Jean Elizabeth Garrigan, who later changed the spelling of her first name to Jeanne, was born in Brooklyn on March 6, 1943. Her father, James Philip Garrigan, was a businessman and her mother, Mary Eileen (Harley) Garrigan, a homemaker.
They moved to Rutherford, N.J., where Jean was educated by Dominican nuns. Her husband said the nuns gave her a strong foundation in morality and instilled in her “a feeling that the world should be civil.”
She received her bachelor’s degree in social psychology from Harvard in 1968 and her doctorate in sociology and anthropology from Brandeis in 1973.
Her first marriage, in 1963 to the painter Robert Guillemin, ended in divorce. (He died in 2015.) They had two sons, John and Robert, whom she raised for a time as a single mother. She married Dr. Meselson in 1986.
The couple spent their summers in Woods Hole, on Cape Cod, where they hosted a regular salon that brought together humanists and scientists. In Cambridge, Dr Guillemin was a member of a writing group with four other women who met every month for 30 years to discuss their works in progress.
In addition to her husband and her sons, she is survived by a stepdaughter, Zoe Meselson Forbes; two sisters, Patricia and Eileen Garrigan; a brother, Russell Garrigan; and five grandchildren. Another brother, Brian Garrigan, died in 2018, as did another stepdaughter, Amy Meselson.
Dr Guillemin was a professor of international relations and anthropology at Boston College, where she taught for 33 years. She was also a senior fellow in the security studies program at MIT from 1999 until her death.
While at MIT, she established an endowment at the MIT Center for International Studies to support female doctoral candidates and “energize their sense of inquiry and search for knowledge.”
After her Soviet experience with anthrax, she wrote two more related books: “Biological Weapons: From State-sponsored Programs to Contemporary Bioterrorism” (2005), which examined how the United States, the Soviet Union and other nations developed anthrax and other microbes as strategic weapons, and “American Anthrax: Fear, Crime, and the Investigation of the Nation’s Deadliest Bioterror Attack” (2011).
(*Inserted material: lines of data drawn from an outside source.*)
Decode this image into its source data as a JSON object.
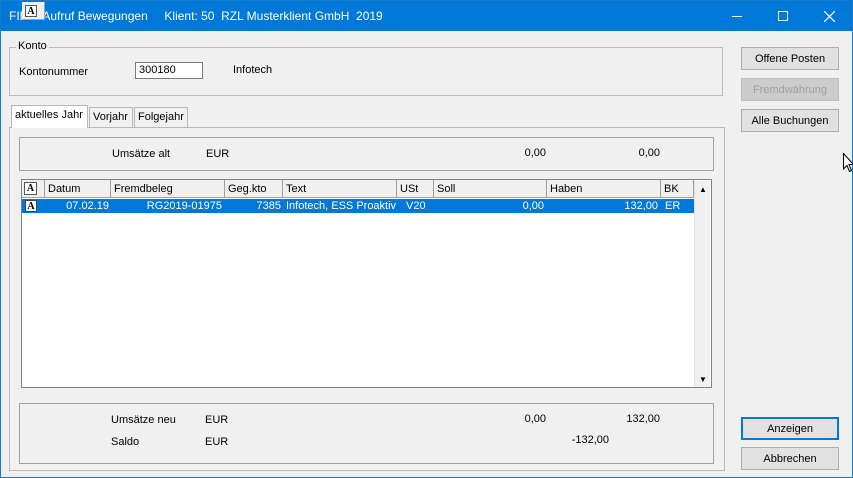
{
  "window": {
    "title": "FIBU: Aufruf Bewegungen     Klient: 50  RZL Musterklient GmbH  2019"
  },
  "konto": {
    "legend": "Konto",
    "kontonummer_label": "Kontonummer",
    "kontonummer_value": "300180",
    "name": "Infotech"
  },
  "buttons": {
    "offene_posten": "Offene Posten",
    "fremdwaehrung": "Fremdwährung",
    "alle_buchungen": "Alle Buchungen",
    "anzeigen": "Anzeigen",
    "abbrechen": "Abbrechen"
  },
  "tabs": [
    {
      "label": "aktuelles Jahr"
    },
    {
      "label": "Vorjahr"
    },
    {
      "label": "Folgejahr"
    }
  ],
  "top_summary": {
    "label": "Umsätze alt",
    "currency": "EUR",
    "soll": "0,00",
    "haben": "0,00"
  },
  "table": {
    "headers": [
      "Datum",
      "Fremdbeleg",
      "Geg.kto",
      "Text",
      "USt",
      "Soll",
      "Haben",
      "BK"
    ],
    "rows": [
      {
        "datum": "07.02.19",
        "fremdbeleg": "RG2019-01975",
        "gegkto": "7385",
        "text": "Infotech, ESS Proaktiv",
        "ust": "V20",
        "soll": "0,00",
        "haben": "132,00",
        "bk": "ER"
      }
    ]
  },
  "bottom_summary": {
    "umsaetze_neu_label": "Umsätze neu",
    "umsaetze_neu_currency": "EUR",
    "umsaetze_neu_soll": "0,00",
    "umsaetze_neu_haben": "132,00",
    "saldo_label": "Saldo",
    "saldo_currency": "EUR",
    "saldo_value": "-132,00"
  },
  "colors": {
    "titlebar": "#0078d7",
    "selection": "#0078d7"
  }
}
Her last book was “Hidden Atrocities: Japanese Germ Warfare and American Obstruction of Justice at the Tokyo Trial” (2017). It described Imperial Japan’s little-known use of biological weapons against China in the 1940s and its experimentation on humans.
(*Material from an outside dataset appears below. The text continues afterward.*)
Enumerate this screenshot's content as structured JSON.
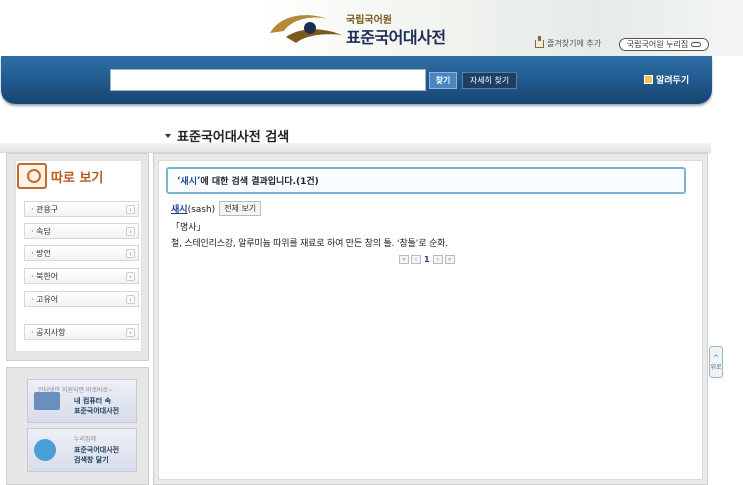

The book asserts that during the Tokyo war crimes trials from 1946-48, American officials suppressed evidence of Japan’s biological weapons program because they were conducting their own secret biowarfare research and wanted to ensure that the United States and not the Soviets would benefit from Japan’s technology and expertise.
In a blurb for the book, the medical ethicist Arthur Caplan wrote that it “provides a long overdue scholarly remedy to the disappearance from history of Japan’s germ-warfare program.” Thanks to Dr Guillemin, he added, “the reasons this indefensible omission occurred are lucidly and skillfully presented.”